The “fingers of Fatima” motif didn’t come out of nowhere. Fatima was the daughter of the Prophet Muhammad, and is therefore much respected by Muslims. I used to sometimes see door knockers in the shape of a hand in Syria, and was told that they represented the hand of Fatima, and were a sort of good luck charm.
Ubiquitous in Tunisia, however, is this symbol, which doesn’t actually look enough like a hand for me to recognize it initially:
It’s the Tunisian version of the hand of Fatima. Shopkeepers are always trying to sell us things in the shape of the hand, whether it’s mosaics, h’ordeuvre dishes, or jewelry. It looks more like a flower than a hand to me, or maybe some strange fertility symbol. Which coincidentally it actually is, at least according to our tour guide in Dougga. She described it as a pre-Islamic pagan fertility sign, which was later appropriated and given a suitably Muslim identity. Kind of like how Christmas trees and Easter eggs have been adopted as Christian symbols despite their pagan roots.
Anyway, the “fingers of Fatima” were followed by Tunisian salad with cucumber and tomatoes, and a glorious braised fish main course. They certainly do fish beautifully in Tunisia. I guess it helps that the sea is just around the corner. We finished it all off with in-season watermelon and Tunisian sweets filled with sesame paste.
We had such a nice time, and we’re just thrilled with our friend Jo Ann for inviting us. As we spent time with her and her husband, and as I have talked with others who are observing Ramadan, I have been fascinated to see what Ramadan means to them. Pretty much everyone I talked to looked forward to Ramadan for the time spent with family. This is bittersweet for some of the people who work here in Hammamet during the tourist season, since they are currently separated from their families, who live in towns in the interior. Our favorite shopkeeper said it was very difficult for him to do Ramadan alone.

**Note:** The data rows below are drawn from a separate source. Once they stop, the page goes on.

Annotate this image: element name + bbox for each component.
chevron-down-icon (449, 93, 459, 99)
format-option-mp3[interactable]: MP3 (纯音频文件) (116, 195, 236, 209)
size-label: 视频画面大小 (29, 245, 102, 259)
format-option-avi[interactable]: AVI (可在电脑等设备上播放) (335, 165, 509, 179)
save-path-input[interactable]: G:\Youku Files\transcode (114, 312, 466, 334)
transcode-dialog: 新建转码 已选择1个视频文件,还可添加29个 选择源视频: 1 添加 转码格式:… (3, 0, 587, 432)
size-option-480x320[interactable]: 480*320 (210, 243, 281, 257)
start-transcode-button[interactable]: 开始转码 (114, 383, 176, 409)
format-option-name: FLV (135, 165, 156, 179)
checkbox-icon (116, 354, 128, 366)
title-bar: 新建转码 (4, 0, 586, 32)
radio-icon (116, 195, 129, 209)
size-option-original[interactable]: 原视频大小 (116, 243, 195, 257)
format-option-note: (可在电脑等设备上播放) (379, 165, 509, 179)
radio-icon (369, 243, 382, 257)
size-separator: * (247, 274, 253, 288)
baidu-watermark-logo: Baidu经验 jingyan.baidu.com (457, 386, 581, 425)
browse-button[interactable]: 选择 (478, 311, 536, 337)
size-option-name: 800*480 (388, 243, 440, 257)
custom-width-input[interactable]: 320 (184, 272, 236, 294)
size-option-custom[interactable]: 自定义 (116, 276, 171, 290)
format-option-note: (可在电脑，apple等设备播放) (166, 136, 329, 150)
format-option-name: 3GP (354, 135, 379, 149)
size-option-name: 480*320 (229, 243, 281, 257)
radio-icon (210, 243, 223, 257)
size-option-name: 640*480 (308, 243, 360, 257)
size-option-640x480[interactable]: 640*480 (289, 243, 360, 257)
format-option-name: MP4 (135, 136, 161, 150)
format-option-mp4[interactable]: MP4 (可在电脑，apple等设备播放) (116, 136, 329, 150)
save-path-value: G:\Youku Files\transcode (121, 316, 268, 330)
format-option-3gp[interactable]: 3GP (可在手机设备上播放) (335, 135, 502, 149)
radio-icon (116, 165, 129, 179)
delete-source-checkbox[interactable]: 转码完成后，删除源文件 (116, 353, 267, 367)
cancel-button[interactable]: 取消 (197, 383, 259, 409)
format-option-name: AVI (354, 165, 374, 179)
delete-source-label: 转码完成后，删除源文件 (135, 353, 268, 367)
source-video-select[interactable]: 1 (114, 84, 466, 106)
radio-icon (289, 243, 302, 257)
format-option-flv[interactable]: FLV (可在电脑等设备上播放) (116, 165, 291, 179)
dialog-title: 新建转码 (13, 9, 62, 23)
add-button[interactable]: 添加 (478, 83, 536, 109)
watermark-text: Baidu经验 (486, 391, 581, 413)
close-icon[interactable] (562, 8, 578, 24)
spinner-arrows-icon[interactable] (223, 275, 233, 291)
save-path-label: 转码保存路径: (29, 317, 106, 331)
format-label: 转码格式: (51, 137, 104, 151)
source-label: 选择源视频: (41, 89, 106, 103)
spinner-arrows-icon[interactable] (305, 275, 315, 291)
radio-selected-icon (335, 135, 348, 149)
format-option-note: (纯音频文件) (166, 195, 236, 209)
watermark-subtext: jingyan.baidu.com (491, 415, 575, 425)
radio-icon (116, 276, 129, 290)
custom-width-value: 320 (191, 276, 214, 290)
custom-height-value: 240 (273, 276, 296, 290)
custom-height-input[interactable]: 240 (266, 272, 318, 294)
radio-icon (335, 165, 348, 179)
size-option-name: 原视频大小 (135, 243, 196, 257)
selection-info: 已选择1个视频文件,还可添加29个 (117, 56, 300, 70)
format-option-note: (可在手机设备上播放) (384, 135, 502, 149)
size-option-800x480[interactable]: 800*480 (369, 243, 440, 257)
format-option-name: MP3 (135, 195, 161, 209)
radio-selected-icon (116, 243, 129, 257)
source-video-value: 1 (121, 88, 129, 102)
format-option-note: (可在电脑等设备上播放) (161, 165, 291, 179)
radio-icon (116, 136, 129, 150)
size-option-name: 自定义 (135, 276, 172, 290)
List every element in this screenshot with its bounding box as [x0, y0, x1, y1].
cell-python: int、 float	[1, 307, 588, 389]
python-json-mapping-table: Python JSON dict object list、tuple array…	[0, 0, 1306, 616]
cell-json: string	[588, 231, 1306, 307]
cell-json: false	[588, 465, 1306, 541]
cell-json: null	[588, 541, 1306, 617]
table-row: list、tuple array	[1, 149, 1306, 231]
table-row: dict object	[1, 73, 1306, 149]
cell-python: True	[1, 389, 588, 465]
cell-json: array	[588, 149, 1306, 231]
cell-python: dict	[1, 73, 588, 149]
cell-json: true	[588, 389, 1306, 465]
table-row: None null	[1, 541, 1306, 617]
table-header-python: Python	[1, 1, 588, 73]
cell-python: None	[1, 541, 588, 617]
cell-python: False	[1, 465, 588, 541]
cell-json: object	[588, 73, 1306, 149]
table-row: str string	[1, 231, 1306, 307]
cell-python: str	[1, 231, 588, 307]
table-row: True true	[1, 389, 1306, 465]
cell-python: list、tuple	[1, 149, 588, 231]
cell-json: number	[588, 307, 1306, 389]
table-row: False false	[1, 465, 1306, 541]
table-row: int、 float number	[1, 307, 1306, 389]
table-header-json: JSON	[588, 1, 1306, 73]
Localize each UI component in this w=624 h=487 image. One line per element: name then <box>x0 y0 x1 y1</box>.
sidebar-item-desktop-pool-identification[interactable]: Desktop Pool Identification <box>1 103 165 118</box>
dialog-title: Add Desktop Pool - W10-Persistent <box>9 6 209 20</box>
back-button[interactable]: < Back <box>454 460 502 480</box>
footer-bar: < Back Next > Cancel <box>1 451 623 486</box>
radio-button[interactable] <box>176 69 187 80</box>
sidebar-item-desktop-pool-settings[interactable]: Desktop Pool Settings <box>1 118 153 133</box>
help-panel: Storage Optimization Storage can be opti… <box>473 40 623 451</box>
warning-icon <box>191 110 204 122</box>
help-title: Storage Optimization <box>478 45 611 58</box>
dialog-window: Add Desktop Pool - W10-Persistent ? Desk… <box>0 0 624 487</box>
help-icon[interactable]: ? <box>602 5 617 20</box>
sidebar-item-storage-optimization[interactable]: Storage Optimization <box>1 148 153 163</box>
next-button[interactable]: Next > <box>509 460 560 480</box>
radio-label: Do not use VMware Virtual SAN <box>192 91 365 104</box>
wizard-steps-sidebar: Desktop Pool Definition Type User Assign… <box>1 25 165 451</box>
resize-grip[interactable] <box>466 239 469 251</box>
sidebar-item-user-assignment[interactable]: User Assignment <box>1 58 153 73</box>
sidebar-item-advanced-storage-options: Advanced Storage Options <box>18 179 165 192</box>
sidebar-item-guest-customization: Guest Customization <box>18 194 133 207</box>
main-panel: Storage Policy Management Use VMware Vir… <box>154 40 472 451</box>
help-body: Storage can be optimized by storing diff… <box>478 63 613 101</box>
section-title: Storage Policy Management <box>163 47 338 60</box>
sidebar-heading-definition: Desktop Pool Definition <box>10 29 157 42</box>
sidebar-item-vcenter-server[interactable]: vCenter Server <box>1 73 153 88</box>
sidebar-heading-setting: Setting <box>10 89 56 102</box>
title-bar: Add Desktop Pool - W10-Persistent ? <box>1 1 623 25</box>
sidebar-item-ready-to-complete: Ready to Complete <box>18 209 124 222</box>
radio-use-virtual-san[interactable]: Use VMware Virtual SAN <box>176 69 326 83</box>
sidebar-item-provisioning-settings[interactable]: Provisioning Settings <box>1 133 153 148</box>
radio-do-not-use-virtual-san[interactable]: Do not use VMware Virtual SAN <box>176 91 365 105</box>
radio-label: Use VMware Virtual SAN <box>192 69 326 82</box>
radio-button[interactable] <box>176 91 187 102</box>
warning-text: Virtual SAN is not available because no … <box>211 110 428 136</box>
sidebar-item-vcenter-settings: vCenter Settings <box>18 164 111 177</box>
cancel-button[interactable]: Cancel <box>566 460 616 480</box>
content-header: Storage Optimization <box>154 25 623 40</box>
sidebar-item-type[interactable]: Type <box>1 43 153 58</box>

I am impressed with the fact that Ramadan, like so many aspects of the Muslim faith, is a very community affair. In my religion, even though we all fast on the same day each month, fasting is generally a pretty individual pursuit. There’s the Bible verse that says you are supposed to “anoint thine head, and wash thy face” so you don’t look like you’re fasting. Almost like it’s a special secret between you and God.
Here, fasting is an obvious thing that everyone is doing, and that seriously affects their everyday life. Sleeping schedules are drastically disrupted, since iftar happens at 7:30 p.m., and the next several hours are spent visiting and socializing. Then they must awake before dawn to eat again. (In fact, if I were to “do” Ramadan, I think the sleep deprivation would be harder on me than the food deprivation.) It is considered extremely rude for those who are not fasting to eat or drink in public. The restaurants that are still open for tourists in the day have portable screens set up so that the diners can’t be seen from outside. People use special greetings during Ramadan. There is very much a feeling that everyone is in it together, helping each other along.
I still think it would be too hard for me to fast for an entire month. Although when Tony made the same comment yesterday to a Muslim friend in the U.S., he responded that he didn’t think fasting for a month was any harder than moving to a foreign country for two years to preach about your religion. I guess he has a point. My mission in Chile was definitely hard, but very rewarding. Just like my Muslim friends say about Ramadan.